Both 401(k)s and Roth IRAs allow your savings to grow tax-free, but you can’t put your money in any of these accounts if you haven’t put it into an employer-sponsored retirement plan. You can opt to contribute to a traditional or Roth IRA (not to both) each year.
If you plan to contribute to your 401(k) or IRA, be sure to pick a company that offers a match. A payroll deduction that allows you to contribute to a company-sponsored retirement plan is allowed, but it won’t cover part or all of the match, so you’ll have to pay tax on the contribution. You may also want to take advantage of company matching if you have high-deductible health care or other workplace benefits that allow you to pay part of your contribution.
If you don’t have a retirement plan at work, there’s one big difference between 401(k)s and IRAs. Retirement plans give you and your employer an investment allocation of money based on your goals.
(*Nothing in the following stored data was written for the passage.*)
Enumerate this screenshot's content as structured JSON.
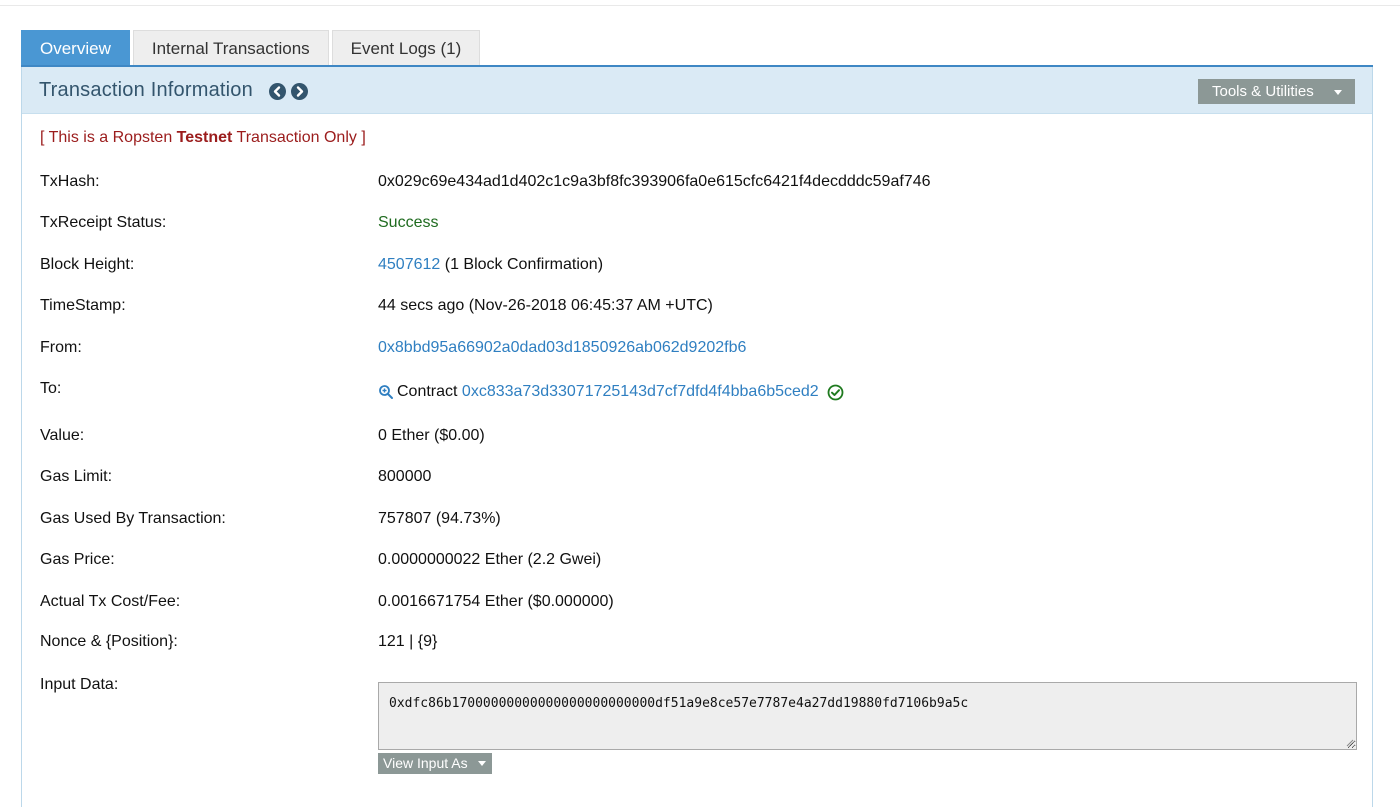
{
  "tabs": [
    {
      "label": "Overview",
      "active": true
    },
    {
      "label": "Internal Transactions",
      "active": false
    },
    {
      "label": "Event Logs (1)",
      "active": false
    }
  ],
  "panel": {
    "title": "Transaction Information",
    "prev_icon": "chevron-left-circle-icon",
    "next_icon": "chevron-right-circle-icon",
    "tools_label": "Tools & Utilities"
  },
  "notice": {
    "prefix": "[ This is a Ropsten ",
    "bold": "Testnet",
    "suffix": " Transaction Only ]"
  },
  "fields": {
    "txhash": {
      "label": "TxHash:",
      "value": "0x029c69e434ad1d402c1c9a3bf8fc393906fa0e615cfc6421f4decdddc59af746"
    },
    "status": {
      "label": "TxReceipt Status:",
      "value": "Success"
    },
    "block": {
      "label": "Block Height:",
      "link": "4507612",
      "suffix": " (1 Block Confirmation)"
    },
    "timestamp": {
      "label": "TimeStamp:",
      "value": "44 secs ago (Nov-26-2018 06:45:37 AM +UTC)"
    },
    "from": {
      "label": "From:",
      "value": "0x8bbd95a66902a0dad03d1850926ab062d9202fb6"
    },
    "to": {
      "label": "To:",
      "prefix": "Contract ",
      "link": "0xc833a73d33071725143d7cf7dfd4f4bba6b5ced2"
    },
    "value": {
      "label": "Value:",
      "value": "0 Ether ($0.00)"
    },
    "gas_limit": {
      "label": "Gas Limit:",
      "value": "800000"
    },
    "gas_used": {
      "label": "Gas Used By Transaction:",
      "value": "757807 (94.73%)"
    },
    "gas_price": {
      "label": "Gas Price:",
      "value": "0.0000000022 Ether (2.2 Gwei)"
    },
    "fee": {
      "label": "Actual Tx Cost/Fee:",
      "value": "0.0016671754 Ether ($0.000000)"
    },
    "nonce": {
      "label": "Nonce & {Position}:",
      "value": "121 | {9}"
    },
    "input": {
      "label": "Input Data:",
      "value": "0xdfc86b17000000000000000000000000df51a9e8ce57e7787e4a27dd19880fd7106b9a5c"
    }
  },
  "view_input_label": "View Input As",
  "colors": {
    "tab_active": "#4a97d3",
    "header_bg": "#daeaf5",
    "link": "#2f7fc1",
    "notice": "#9b1c1c",
    "success": "#1f6b1f",
    "button_gray": "#8c9896"
  }
}
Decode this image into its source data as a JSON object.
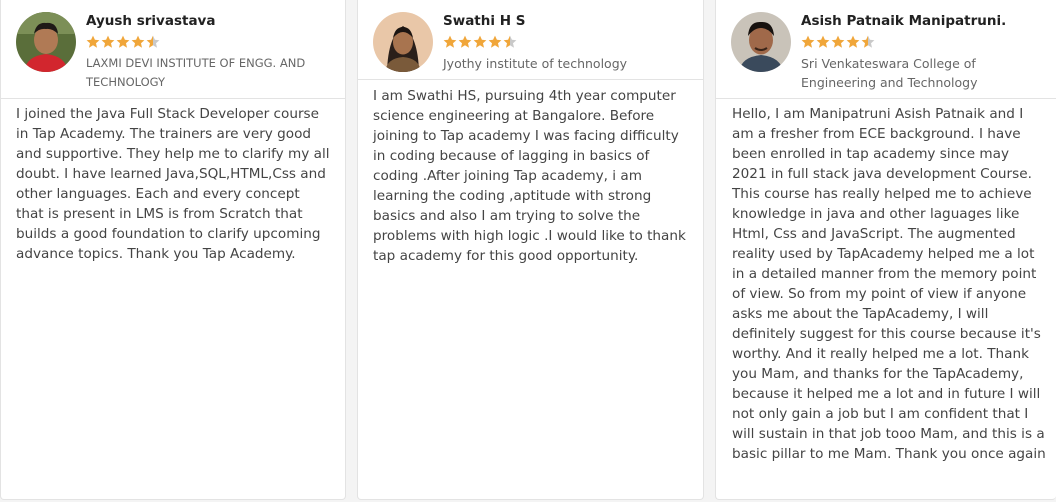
{
  "reviews": [
    {
      "name": "Ayush srivastava",
      "rating": 4.5,
      "institution": "LAXMI DEVI INSTITUTE OF ENGG. AND TECHNOLOGY",
      "text": "I joined the Java Full Stack Developer course in Tap Academy. The trainers are very good and supportive. They help me to clarify my all doubt. I have learned Java,SQL,HTML,Css and other languages. Each and every concept that is present in LMS is from Scratch that builds a good foundation to clarify upcoming advance topics. Thank you Tap Academy."
    },
    {
      "name": "Swathi H S",
      "rating": 4.5,
      "institution": "Jyothy institute of technology",
      "text": "I am Swathi HS, pursuing 4th year computer science engineering at Bangalore. Before joining to Tap academy I was facing difficulty in coding because of lagging in basics of coding .After joining Tap academy, i am learning the coding ,aptitude with strong basics and also I am trying to solve the problems with high logic .I would like to thank tap academy for this good opportunity."
    },
    {
      "name": "Asish Patnaik Manipatruni.",
      "rating": 4.5,
      "institution": "Sri Venkateswara College of Engineering and Technology",
      "text": "Hello, I am Manipatruni Asish Patnaik and I am a fresher from ECE background. I have been enrolled in tap academy since may 2021 in full stack java development Course. This course has really helped me to achieve knowledge in java and other laguages like Html, Css and JavaScript. The augmented reality used by TapAcademy helped me a lot in a detailed manner from the memory point of view. So from my point of view if anyone asks me about the TapAcademy, I will definitely suggest for this course because it's worthy. And it really helped me a lot. Thank you Mam, and thanks for the TapAcademy, because it helped me a lot and in future I will not only gain a job but I am confident that I will sustain in that job tooo Mam, and this is a basic pillar to me Mam. Thank you once again"
    }
  ],
  "colors": {
    "star_filled": "#f0a63a",
    "star_empty": "#c9c9c9",
    "name_text": "#222222",
    "body_text": "#444444",
    "institution_text": "#666666"
  }
}
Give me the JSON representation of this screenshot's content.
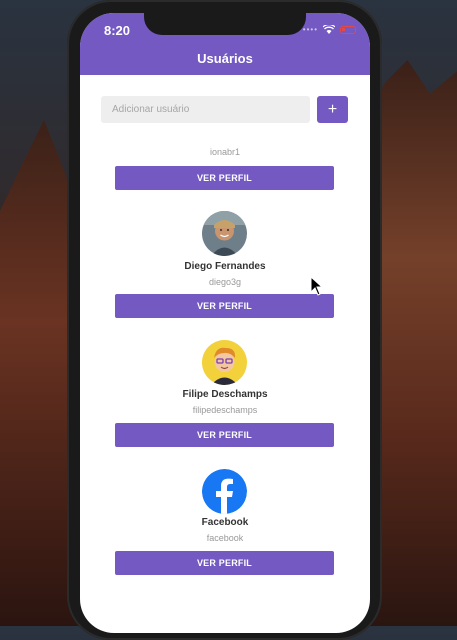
{
  "status_bar": {
    "time": "8:20",
    "dots": "••••"
  },
  "header": {
    "title": "Usuários"
  },
  "search": {
    "placeholder": "Adicionar usuário",
    "add_label": "+"
  },
  "partial_user": {
    "login": "jonabr1",
    "button_label": "VER PERFIL"
  },
  "users": [
    {
      "name": "Diego Fernandes",
      "login": "diego3g",
      "button_label": "VER PERFIL",
      "avatar": "photo-avatar"
    },
    {
      "name": "Filipe Deschamps",
      "login": "filipedeschamps",
      "button_label": "VER PERFIL",
      "avatar": "cartoon-avatar"
    },
    {
      "name": "Facebook",
      "login": "facebook",
      "button_label": "VER PERFIL",
      "avatar": "facebook-logo"
    }
  ],
  "colors": {
    "accent": "#7359c1",
    "facebook": "#1877f2",
    "background": "#ffffff"
  }
}
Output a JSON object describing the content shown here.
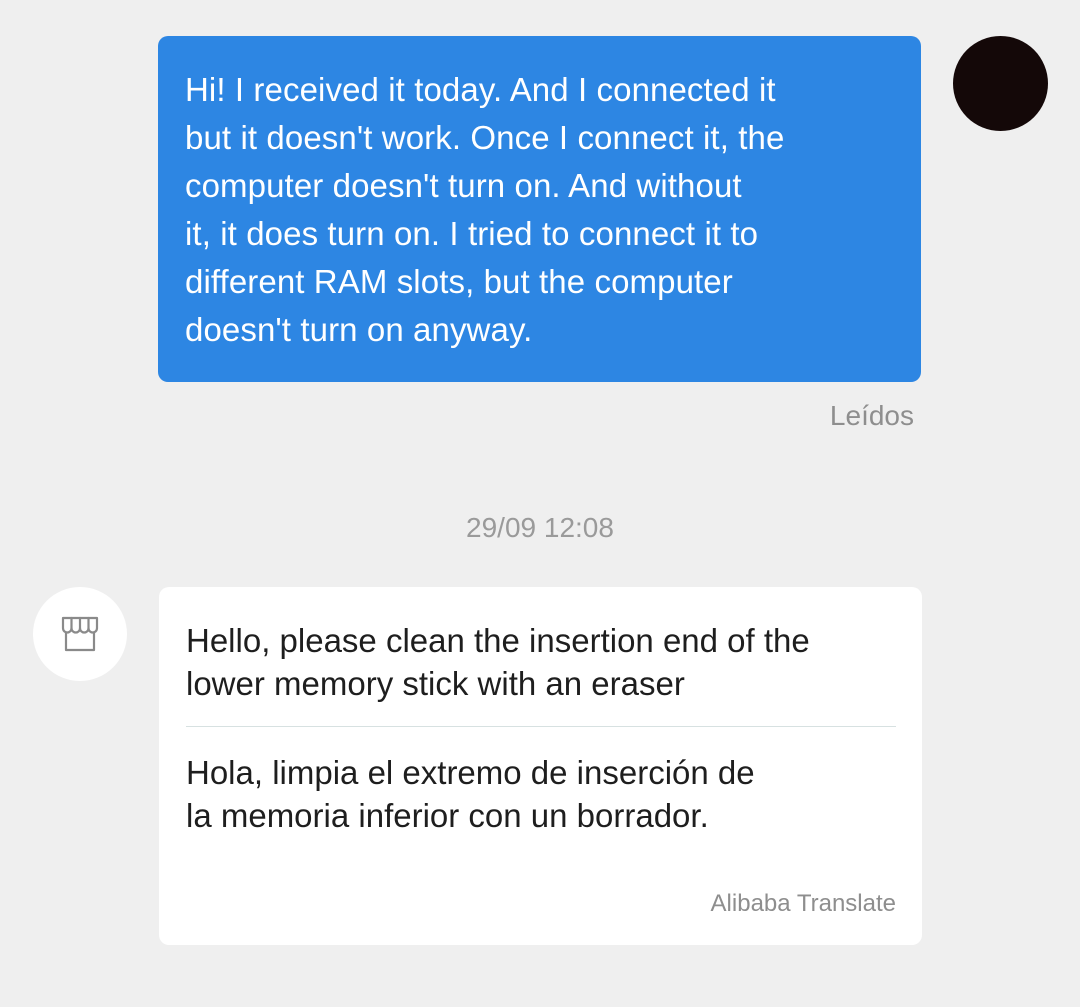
{
  "outgoing_message": {
    "lines": [
      "Hi! I received it today. And I connected it",
      "but it doesn't work. Once I connect it, the",
      "computer doesn't turn on. And without",
      "it, it does turn on. I tried to connect it to",
      "different RAM slots, but the computer",
      "doesn't turn on anyway."
    ],
    "status": "Leídos",
    "bubble_color": "#2d86e3"
  },
  "timestamp": "29/09 12:08",
  "incoming_message": {
    "avatar_icon": "storefront-icon",
    "original_lines": [
      "Hello, please clean the insertion end of the",
      "lower memory stick with an eraser"
    ],
    "translated_lines": [
      "Hola, limpia el extremo de inserción de",
      "la memoria inferior con un borrador."
    ],
    "translation_credit": "Alibaba Translate"
  }
}
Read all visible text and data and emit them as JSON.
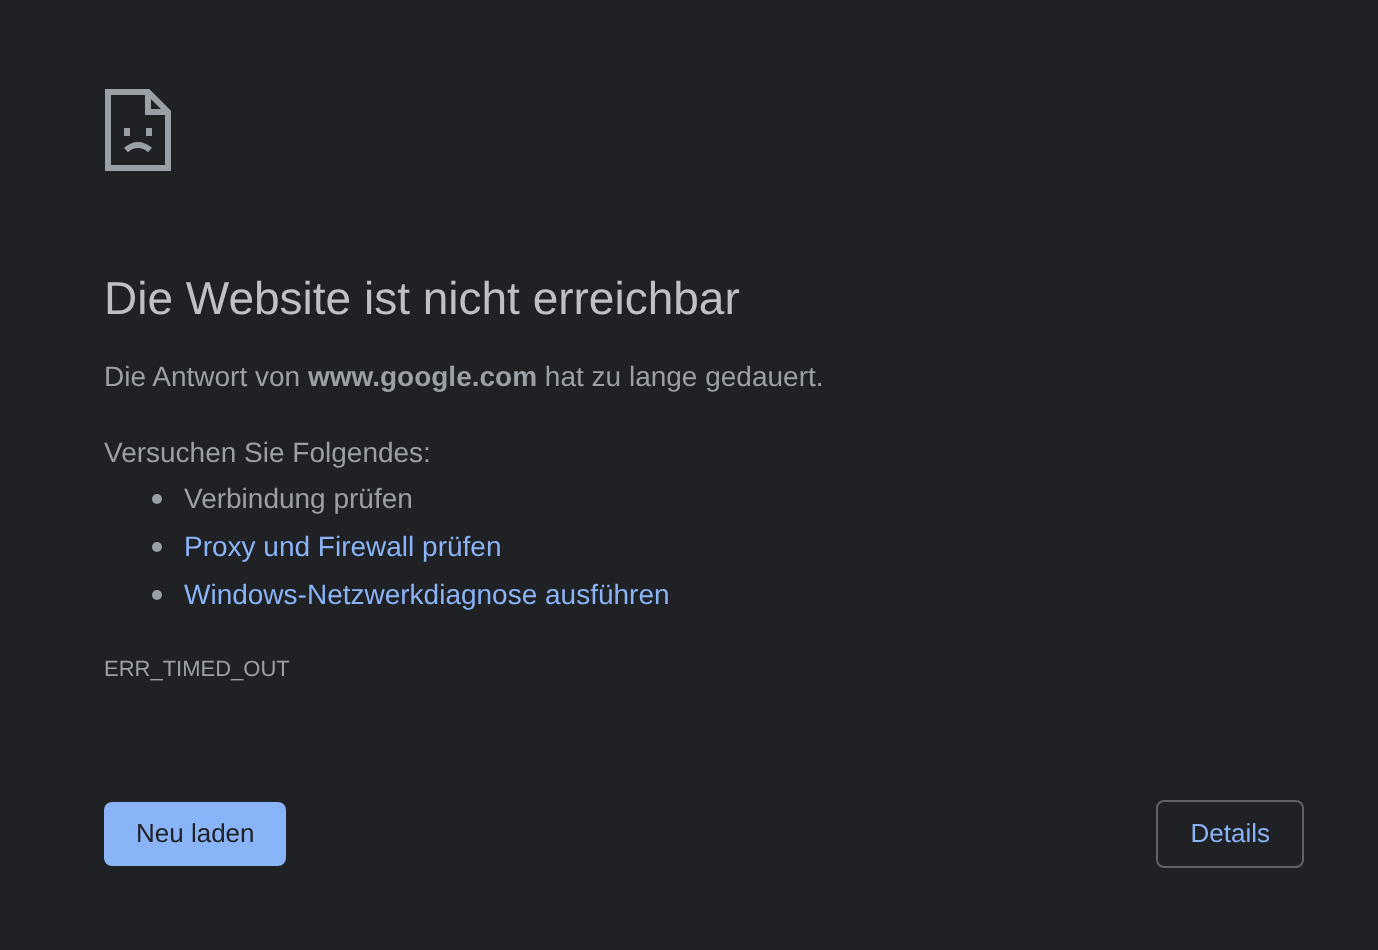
{
  "title": "Die Website ist nicht erreichbar",
  "message": "Die Antwort von **www.google.com** hat zu lange gedauert.",
  "suggestions_heading": "Versuchen Sie Folgendes:",
  "suggestions": [
    {
      "text": "Verbindung prüfen",
      "kind": "plain"
    },
    {
      "text": "Proxy und Firewall prüfen",
      "kind": "link"
    },
    {
      "text": "Windows-Netzwerkdiagnose ausführen",
      "kind": "link"
    }
  ],
  "error_code": "ERR_TIMED_OUT",
  "buttons": [
    {
      "label": "Neu laden",
      "kind": "primary"
    },
    {
      "label": "Details",
      "kind": "secondary"
    }
  ]
}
With an IRA, however, your employer also knows what you’re saving for in retirement. And you can add money to your IRA tax-free after you retire.
Both 401(k)s and Roth IRAs allow you to save money tax-free in a way that’s more tax efficient than a traditional IRA. But Roth IRAs make it possible to invest your savings so that you don’t pay income tax on your contributions until you withdraw them, while a 401(k) or other employer plan limits your contributions and leaves it to your employer to tax your earnings. So for an American who isn’t afraid to work and has a 401(k) or IRA, the decision really boils down to whether you want to stick it to your employer, saving for retirement on your own, or help out a family member in need.